Ce sont eux les dinosaures qui ont fait des chemins ce qu’ils sont aujourd’hui. Parfois, ils ont abandonné, mais certains s’accrochent et y croient encore.
Ainsi, les pèlerins de Menton membres de l’association PACA ont construit un oratoire sur la frontière franco-italienne. Daniel Sénejoux, responsable du Patrimoine, nous écrit :

« Pour obtenir l’autorisation de construire nous avons développé, simplement et précisément, en les adaptant à peine, les arguments énoncés par le Conseil de l’Europe en 1987, que j’ai lus ensuite sur la lettre 137. La réaction du Conseil municipal a été immédiate et positive avec l’ajout, spontané d’un banc et d’un point d’eau, ainsi qu’une végétalisation du site.

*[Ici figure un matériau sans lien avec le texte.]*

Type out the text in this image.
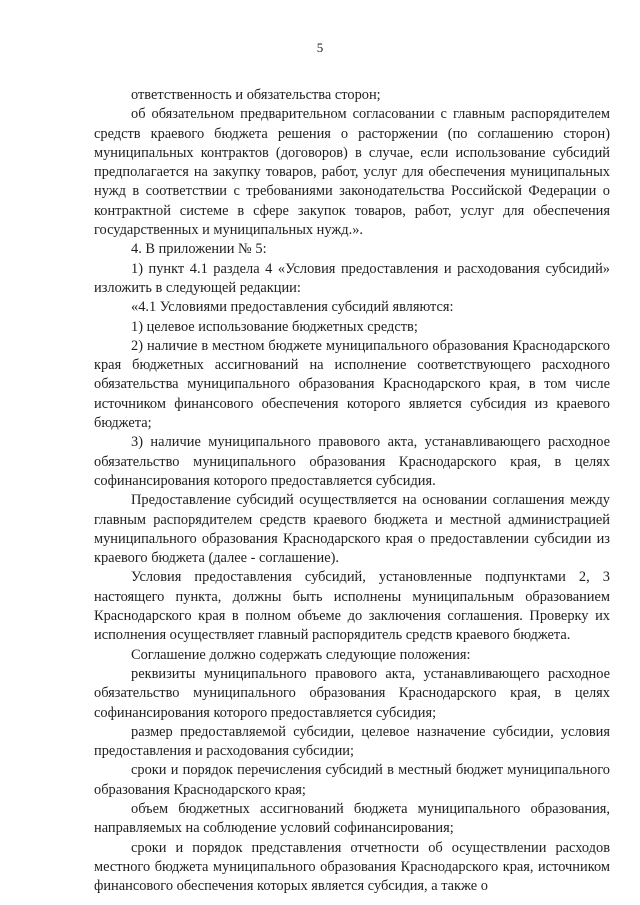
5

ответственность и обязательства сторон;

об обязательном предварительном согласовании с главным распорядителем средств краевого бюджета решения о расторжении (по соглашению сторон) муниципальных контрактов (договоров) в случае, если использование субсидий предполагается на закупку товаров, работ, услуг для обеспечения муниципальных нужд в соответствии с требованиями законодательства Российской Федерации о контрактной системе в сфере закупок товаров, работ, услуг для обеспечения государственных и муниципальных нужд.».

4. В приложении № 5:

1) пункт 4.1 раздела 4 «Условия предоставления и расходования субсидий» изложить в следующей редакции:

«4.1 Условиями предоставления субсидий являются:

1) целевое использование бюджетных средств;

2) наличие в местном бюджете муниципального образования Краснодарского края бюджетных ассигнований на исполнение соответствующего расходного обязательства муниципального образования Краснодарского края, в том числе источником финансового обеспечения которого является субсидия из краевого бюджета;

3) наличие муниципального правового акта, устанавливающего расходное обязательство муниципального образования Краснодарского края, в целях софинансирования которого предоставляется субсидия.

Предоставление субсидий осуществляется на основании соглашения между главным распорядителем средств краевого бюджета и местной администрацией муниципального образования Краснодарского края о предоставлении субсидии из краевого бюджета (далее - соглашение).

Условия предоставления субсидий, установленные подпунктами 2, 3 настоящего пункта, должны быть исполнены муниципальным образованием Краснодарского края в полном объеме до заключения соглашения. Проверку их исполнения осуществляет главный распорядитель средств краевого бюджета.

Соглашение должно содержать следующие положения:

реквизиты муниципального правового акта, устанавливающего расходное обязательство муниципального образования Краснодарского края, в целях софинансирования которого предоставляется субсидия;

размер предоставляемой субсидии, целевое назначение субсидии, условия предоставления и расходования субсидии;

сроки и порядок перечисления субсидий в местный бюджет муниципального образования Краснодарского края;

объем бюджетных ассигнований бюджета муниципального образования, направляемых на соблюдение условий софинансирования;

сроки и порядок представления отчетности об осуществлении расходов местного бюджета муниципального образования Краснодарского края, источником финансового обеспечения которых является субсидия, а также о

Menton, point de départ en France des Chemins de Saint-Jacques-de-Compostelle et de Rome, pourrait tout-à-fait se revendiquer « Commune Halte-Chemins de Compostelle en France, comme  celles de Blaye ».
 


Et maintenant quelles perspectives ?

En 2002, le directeur de l’Institut européen des Itinéraires culturels m’a confié la rédaction des articles sur Compostelle du site de l’Institut. A cette occasion nous avons pris conscience de la nécessité d’une organisation européenne pour donner du corps au premier des Itinéraires culturels européens.

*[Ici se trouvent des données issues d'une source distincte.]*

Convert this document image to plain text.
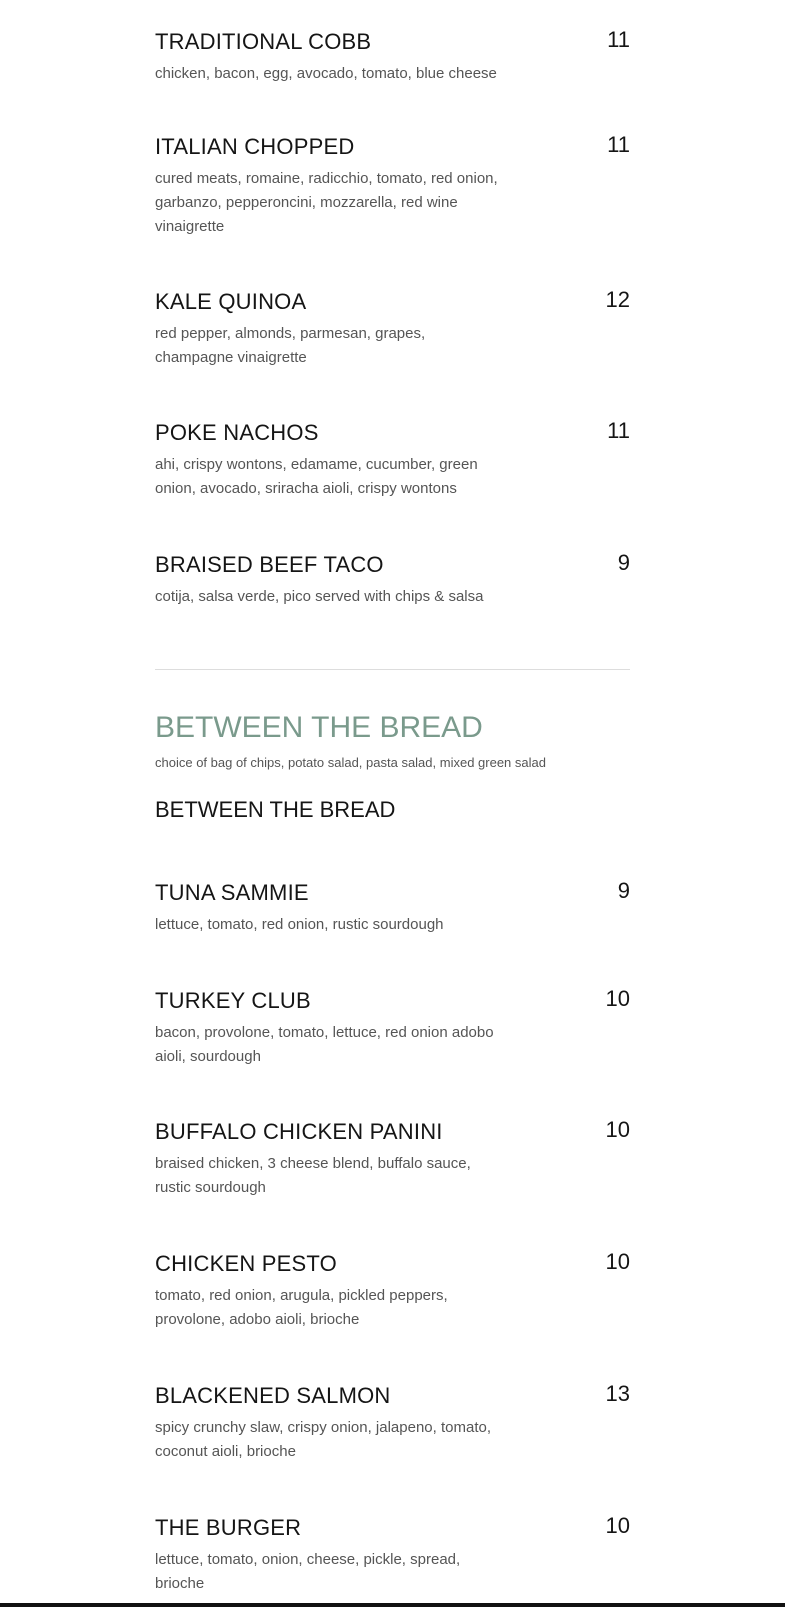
TRADITIONAL COBB	11
chicken, bacon, egg, avocado, tomato, blue cheese
ITALIAN CHOPPED	11
cured meats, romaine, radicchio, tomato, red onion, garbanzo, pepperoncini, mozzarella, red wine vinaigrette
KALE QUINOA	12
red pepper, almonds, parmesan, grapes, champagne vinaigrette
POKE NACHOS	11
ahi, crispy wontons, edamame, cucumber, green onion, avocado, sriracha aioli, crispy wontons
BRAISED BEEF TACO	9
cotija, salsa verde, pico served with chips & salsa
BETWEEN THE BREAD
choice of bag of chips, potato salad, pasta salad, mixed green salad
BETWEEN THE BREAD
TUNA SAMMIE	9
lettuce, tomato, red onion, rustic sourdough
TURKEY CLUB	10
bacon, provolone, tomato, lettuce, red onion adobo aioli, sourdough
BUFFALO CHICKEN PANINI	10
braised chicken, 3 cheese blend, buffalo sauce, rustic sourdough
CHICKEN PESTO	10
tomato, red onion, arugula, pickled peppers, provolone, adobo aioli, brioche
BLACKENED SALMON	13
spicy crunchy slaw, crispy onion, jalapeno, tomato, coconut aioli, brioche
THE BURGER	10
lettuce, tomato, onion, cheese, pickle, spread, brioche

Ce n’était pas la vocation de l’Institut qui déjà préparait d’autres itinéraires.
 
L’inscription des chemins de Compostelle en France au Patrimoine mondial se référait, comme l'Itinéraire culturel, aux pèlerinages médiévaux. Le Bien culturel 868 se trouve aujourd'hui galvaudé, faute d'avoir été compris et transmis. 

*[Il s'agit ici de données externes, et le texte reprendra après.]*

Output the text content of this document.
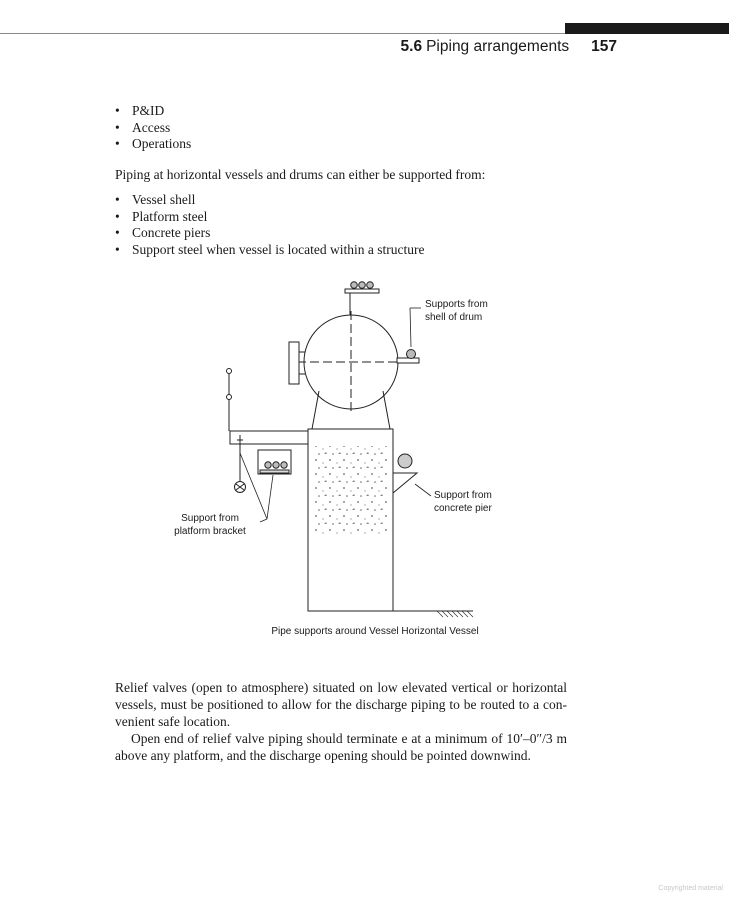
5.6 Piping arrangements 157
• P&ID
• Access
• Operations

Piping at horizontal vessels and drums can either be supported from:

• Vessel shell
• Platform steel
• Concrete piers
• Support steel when vessel is located within a structure
Supports from
shell of drum
Support from
concrete pier
Support from
platform bracket
Pipe supports around Vessel Horizontal Vessel

Relief valves (open to atmosphere) situated on low elevated vertical or horizontal vessels, must be positioned to allow for the discharge piping to be routed to a con-venient safe location.

Open end of relief valve piping should terminate e at a minimum of 10′–0″/3 m above any platform, and the discharge opening should be pointed downwind.

Copyrighted material
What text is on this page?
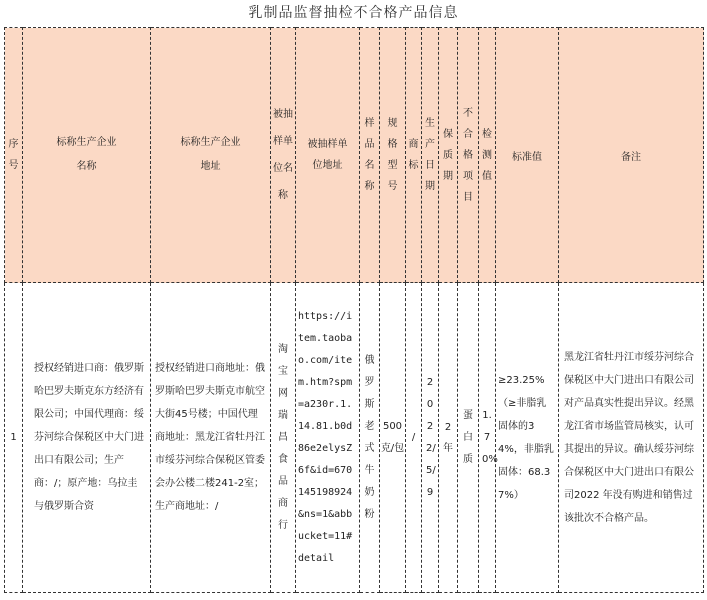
乳制品监督抽检不合格产品信息
序号	标称生产企业 名称	标称生产企业 地址	被抽样单位名称	被抽样单位地址	样品名称	规格型号	商标	生产日期	保质期	不合格项目	检测值	标准值	备注
1	授权经销进口商：俄罗斯哈巴罗夫斯克东方经济有限公司；中国代理商：绥芬河综合保税区中大门进出口有限公司；生产商：/；原产地：乌拉圭与俄罗斯合资	授权经销进口商地址：俄罗斯哈巴罗夫斯克市航空大街45号楼；中国代理商地址：黑龙江省牡丹江市绥芬河综合保税区管委会办公楼二楼241-2室；生产商地址：/	淘宝网瑞昌食品商行	https://item.taobao.com/item.htm?spm=a230r.1.14.81.b0d86e2elysZ6f&id=670145198924&ns=1&abbucket=11#detail	俄罗斯老式牛奶粉	500克/包	/	2022/5/9	2年	蛋白质	1.70%	≥23.25%（≥非脂乳固体的34%，非脂乳固体：68.37%）	黑龙江省牡丹江市绥芬河综合保税区中大门进出口有限公司对产品真实性提出异议。经黑龙江省市场监管局核实，认可其提出的异议。确认绥芬河综合保税区中大门进出口有限公司2022 年没有购进和销售过该批次不合格产品。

Comment le gérer dans le respect de ce qu'il devait symboliser ? 
L’Unesco peut-elle se satisfaire d’une gestion basée sur l’utilisation du pèlerin comme appât pour les touristes et faisant place à des marchands de tous poils ?
Quelle place pour l’ensemble des bénévoles acteurs de l’animation des chemins ?
 
Les questions sont posées, elles dépassent le cadre de ces lettres.